La bruma se abrió de repente y algo parecido a un formidable río apareció delante de sus ojos. La fiebre apenas le daba tregua. Durante un par de días le habían transportado en una litera improvisada, pero al menos hoy se sentía con fuerzas para caminar por sí mismo.

El hombre jaguar señaló al horizonte, pero el español únicamente vio una fabulosa catarata y un gran lago.
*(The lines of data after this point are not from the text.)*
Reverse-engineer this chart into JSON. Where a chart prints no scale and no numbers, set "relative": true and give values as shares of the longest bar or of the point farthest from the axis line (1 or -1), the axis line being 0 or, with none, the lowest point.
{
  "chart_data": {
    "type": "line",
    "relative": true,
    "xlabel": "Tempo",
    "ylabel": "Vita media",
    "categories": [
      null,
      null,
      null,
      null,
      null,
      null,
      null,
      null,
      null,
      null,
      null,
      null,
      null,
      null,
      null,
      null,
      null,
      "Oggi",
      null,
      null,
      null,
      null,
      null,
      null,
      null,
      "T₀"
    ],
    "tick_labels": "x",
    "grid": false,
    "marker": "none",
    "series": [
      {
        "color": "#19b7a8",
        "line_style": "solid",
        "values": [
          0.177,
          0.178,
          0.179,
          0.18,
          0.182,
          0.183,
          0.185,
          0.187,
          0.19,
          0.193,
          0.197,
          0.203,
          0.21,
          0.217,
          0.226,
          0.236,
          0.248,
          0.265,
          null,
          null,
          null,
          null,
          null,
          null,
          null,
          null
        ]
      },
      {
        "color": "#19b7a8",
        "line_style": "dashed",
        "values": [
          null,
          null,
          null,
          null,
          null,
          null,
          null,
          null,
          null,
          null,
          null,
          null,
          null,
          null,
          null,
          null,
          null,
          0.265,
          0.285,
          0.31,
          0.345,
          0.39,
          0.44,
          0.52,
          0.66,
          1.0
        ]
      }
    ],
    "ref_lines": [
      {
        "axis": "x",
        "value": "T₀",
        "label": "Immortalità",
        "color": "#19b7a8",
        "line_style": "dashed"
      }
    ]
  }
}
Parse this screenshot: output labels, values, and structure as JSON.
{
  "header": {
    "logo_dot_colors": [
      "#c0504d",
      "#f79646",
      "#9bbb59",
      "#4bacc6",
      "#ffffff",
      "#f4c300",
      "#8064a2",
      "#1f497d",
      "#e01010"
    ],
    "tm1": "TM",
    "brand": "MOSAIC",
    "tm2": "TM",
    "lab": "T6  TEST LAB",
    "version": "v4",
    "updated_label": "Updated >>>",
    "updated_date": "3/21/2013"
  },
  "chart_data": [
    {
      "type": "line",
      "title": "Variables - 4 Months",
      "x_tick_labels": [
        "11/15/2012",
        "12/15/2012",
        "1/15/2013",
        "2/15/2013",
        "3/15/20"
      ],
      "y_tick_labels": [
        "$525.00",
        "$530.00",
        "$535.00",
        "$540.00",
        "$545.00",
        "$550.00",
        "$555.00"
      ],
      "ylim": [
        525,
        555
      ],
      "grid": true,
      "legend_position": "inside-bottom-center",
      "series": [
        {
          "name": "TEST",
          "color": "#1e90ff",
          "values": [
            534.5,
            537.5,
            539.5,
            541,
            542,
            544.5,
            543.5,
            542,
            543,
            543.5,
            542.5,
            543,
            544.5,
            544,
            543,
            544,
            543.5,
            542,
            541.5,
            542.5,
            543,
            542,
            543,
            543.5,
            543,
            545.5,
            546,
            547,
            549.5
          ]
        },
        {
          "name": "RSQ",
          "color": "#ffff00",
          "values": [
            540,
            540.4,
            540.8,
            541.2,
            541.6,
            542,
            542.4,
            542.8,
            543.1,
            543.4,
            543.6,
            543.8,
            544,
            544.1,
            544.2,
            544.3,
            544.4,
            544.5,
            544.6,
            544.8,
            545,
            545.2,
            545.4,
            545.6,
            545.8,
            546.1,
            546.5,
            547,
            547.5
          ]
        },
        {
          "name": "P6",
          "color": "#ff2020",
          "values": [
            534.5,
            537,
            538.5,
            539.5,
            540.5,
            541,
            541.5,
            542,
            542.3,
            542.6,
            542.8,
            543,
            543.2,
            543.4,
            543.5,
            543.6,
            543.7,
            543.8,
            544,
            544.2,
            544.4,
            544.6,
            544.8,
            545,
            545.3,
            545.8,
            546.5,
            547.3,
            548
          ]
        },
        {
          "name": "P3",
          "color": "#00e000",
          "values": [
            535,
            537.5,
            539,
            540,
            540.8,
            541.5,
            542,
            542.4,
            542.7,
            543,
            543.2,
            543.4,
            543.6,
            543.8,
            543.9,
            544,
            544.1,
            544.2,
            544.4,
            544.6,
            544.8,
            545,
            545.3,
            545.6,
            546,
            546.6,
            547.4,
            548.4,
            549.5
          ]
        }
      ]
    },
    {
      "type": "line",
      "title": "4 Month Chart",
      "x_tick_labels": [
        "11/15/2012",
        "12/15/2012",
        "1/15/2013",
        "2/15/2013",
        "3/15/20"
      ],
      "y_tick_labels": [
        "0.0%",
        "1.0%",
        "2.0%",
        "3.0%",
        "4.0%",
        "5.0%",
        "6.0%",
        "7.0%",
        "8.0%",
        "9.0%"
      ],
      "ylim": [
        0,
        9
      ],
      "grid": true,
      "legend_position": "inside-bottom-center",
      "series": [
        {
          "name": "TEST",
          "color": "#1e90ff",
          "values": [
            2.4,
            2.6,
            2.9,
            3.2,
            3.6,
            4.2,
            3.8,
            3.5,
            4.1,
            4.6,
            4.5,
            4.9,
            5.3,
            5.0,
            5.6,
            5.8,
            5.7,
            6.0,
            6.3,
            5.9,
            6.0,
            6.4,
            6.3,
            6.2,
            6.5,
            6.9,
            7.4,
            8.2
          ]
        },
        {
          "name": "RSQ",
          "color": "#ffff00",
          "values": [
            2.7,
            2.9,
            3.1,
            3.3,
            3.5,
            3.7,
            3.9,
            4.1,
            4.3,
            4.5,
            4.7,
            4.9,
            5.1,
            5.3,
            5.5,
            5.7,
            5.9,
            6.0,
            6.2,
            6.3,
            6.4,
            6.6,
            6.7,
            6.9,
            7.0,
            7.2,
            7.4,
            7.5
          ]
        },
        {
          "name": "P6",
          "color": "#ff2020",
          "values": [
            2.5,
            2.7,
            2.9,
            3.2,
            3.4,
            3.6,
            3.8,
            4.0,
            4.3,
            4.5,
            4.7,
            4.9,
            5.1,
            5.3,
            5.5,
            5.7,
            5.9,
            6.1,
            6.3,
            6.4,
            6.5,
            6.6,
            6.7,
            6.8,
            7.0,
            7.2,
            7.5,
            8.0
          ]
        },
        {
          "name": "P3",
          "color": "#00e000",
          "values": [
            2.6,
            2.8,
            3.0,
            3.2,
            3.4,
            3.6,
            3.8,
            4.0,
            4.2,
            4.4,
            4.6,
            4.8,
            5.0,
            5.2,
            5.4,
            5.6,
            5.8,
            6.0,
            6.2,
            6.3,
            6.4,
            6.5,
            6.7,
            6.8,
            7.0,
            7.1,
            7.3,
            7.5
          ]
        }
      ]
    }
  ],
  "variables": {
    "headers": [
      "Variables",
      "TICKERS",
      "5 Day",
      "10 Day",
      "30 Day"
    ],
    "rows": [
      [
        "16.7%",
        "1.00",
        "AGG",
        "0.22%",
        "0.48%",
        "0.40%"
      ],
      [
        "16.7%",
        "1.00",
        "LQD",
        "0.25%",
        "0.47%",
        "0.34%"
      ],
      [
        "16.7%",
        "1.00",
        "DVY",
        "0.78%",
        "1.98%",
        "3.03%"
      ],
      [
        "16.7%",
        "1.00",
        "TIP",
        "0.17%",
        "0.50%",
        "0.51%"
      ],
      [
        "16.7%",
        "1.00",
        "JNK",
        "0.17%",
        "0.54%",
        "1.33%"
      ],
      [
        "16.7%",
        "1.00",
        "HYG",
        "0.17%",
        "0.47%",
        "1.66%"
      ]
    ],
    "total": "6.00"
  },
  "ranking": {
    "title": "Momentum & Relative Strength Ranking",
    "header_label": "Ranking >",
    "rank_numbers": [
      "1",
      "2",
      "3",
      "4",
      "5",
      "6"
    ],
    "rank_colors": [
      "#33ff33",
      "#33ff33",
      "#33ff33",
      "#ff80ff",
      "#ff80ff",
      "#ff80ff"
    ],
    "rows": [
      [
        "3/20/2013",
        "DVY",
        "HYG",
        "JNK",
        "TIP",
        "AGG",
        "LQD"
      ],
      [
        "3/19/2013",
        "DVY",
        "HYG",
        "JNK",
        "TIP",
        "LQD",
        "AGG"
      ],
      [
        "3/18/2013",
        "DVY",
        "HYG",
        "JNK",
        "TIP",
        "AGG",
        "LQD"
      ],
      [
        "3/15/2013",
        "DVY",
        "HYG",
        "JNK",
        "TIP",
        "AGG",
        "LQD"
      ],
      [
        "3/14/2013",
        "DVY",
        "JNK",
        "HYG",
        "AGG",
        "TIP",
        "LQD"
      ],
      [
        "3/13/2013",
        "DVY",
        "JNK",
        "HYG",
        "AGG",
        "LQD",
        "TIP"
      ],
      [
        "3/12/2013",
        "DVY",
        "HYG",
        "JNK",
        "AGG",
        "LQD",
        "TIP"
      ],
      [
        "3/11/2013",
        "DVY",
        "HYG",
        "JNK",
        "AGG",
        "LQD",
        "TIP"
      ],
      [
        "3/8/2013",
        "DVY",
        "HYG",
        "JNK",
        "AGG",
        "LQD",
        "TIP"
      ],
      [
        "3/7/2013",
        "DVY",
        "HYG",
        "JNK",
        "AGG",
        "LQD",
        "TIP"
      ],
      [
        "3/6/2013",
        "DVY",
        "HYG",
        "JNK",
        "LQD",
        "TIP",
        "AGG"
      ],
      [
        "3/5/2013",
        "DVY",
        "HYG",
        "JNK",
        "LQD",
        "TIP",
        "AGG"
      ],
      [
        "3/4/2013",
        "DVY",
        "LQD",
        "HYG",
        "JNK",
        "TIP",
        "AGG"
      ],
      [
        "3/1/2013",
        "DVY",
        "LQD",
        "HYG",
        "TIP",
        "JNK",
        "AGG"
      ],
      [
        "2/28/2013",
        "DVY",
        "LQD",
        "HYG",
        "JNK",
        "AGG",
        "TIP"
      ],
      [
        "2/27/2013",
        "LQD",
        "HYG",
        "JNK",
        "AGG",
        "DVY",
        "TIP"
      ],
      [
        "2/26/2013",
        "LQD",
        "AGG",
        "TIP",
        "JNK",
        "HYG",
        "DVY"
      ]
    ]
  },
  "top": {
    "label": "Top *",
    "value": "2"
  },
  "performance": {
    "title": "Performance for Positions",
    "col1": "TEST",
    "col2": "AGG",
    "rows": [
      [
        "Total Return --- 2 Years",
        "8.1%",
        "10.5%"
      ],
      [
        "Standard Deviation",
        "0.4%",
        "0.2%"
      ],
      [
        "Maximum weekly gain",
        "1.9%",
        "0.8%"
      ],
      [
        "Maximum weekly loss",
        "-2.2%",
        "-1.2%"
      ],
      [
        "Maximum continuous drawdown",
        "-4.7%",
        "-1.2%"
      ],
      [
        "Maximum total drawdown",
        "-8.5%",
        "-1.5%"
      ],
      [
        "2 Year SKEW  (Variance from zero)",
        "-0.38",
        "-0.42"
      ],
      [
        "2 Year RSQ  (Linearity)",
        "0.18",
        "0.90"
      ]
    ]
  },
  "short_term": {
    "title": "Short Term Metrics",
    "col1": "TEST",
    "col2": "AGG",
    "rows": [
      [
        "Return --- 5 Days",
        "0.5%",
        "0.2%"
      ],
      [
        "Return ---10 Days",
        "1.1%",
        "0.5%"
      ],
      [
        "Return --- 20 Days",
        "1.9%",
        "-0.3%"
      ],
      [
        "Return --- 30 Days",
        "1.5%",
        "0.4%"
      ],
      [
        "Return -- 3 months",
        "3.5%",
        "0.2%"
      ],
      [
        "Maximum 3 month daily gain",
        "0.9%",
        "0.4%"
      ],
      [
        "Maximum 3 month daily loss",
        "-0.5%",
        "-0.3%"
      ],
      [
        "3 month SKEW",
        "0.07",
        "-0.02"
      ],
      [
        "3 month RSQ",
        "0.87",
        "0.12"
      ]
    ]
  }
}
—¿Qué señalas? —preguntó enfadado.

—Aztlán —dijo el hombre jaguar con su acento áspero.

—No veo ninguna isla, ni siquiera el mar.

—Aztlán —dijo de nuevo el indio señalando el horizonte.

Las lagunas había devorado a varios de los españoles y media docena de indios, pero el capitán no había perdido la esperanza, temía más a Cortés que a la muerte.

Caminaron un hora más antes de llegar frente a la colosal catarata. El sonido del agua era ensordecedor, pequeñas gotas les salpicaban el rostro como en una lluvia interminable. El capitán miró temeroso la cortina de agua, después se dirigió al hombre jaguar.

—¿Dónde está esa maldita isla?

—Aztlán —repitió el indígena señalando la inmensa cascada.

El español rezó una breve oración entre dientes cuando las débiles barcazas se acercaron a la catarata. El agua tronaba hasta casi reventarles los tímpanos y la corriente les llevaba a pesar de remar con todas sus fuerzas. Cuando llegaron a la base misma de la gran catarata, las barcas comenzaron a inundarse. Dos de ellas se volcaron y los cuerpos de varios indios flotaron en el agua hasta que la corriente se los tragó. El capitán remó con todas sus fuerzas mientras su cuerpo, calado hasta los huesos, comenzaba a flaquear. De repente atravesaron la muralla de agua y un sol brillante le cegó los ojos. Cuando pudo ver de nuevo observó una gran isla en mitad de un gigantesco cráter.

—Aztlán —dijo el hombre jaguar señalando la frondosa isla.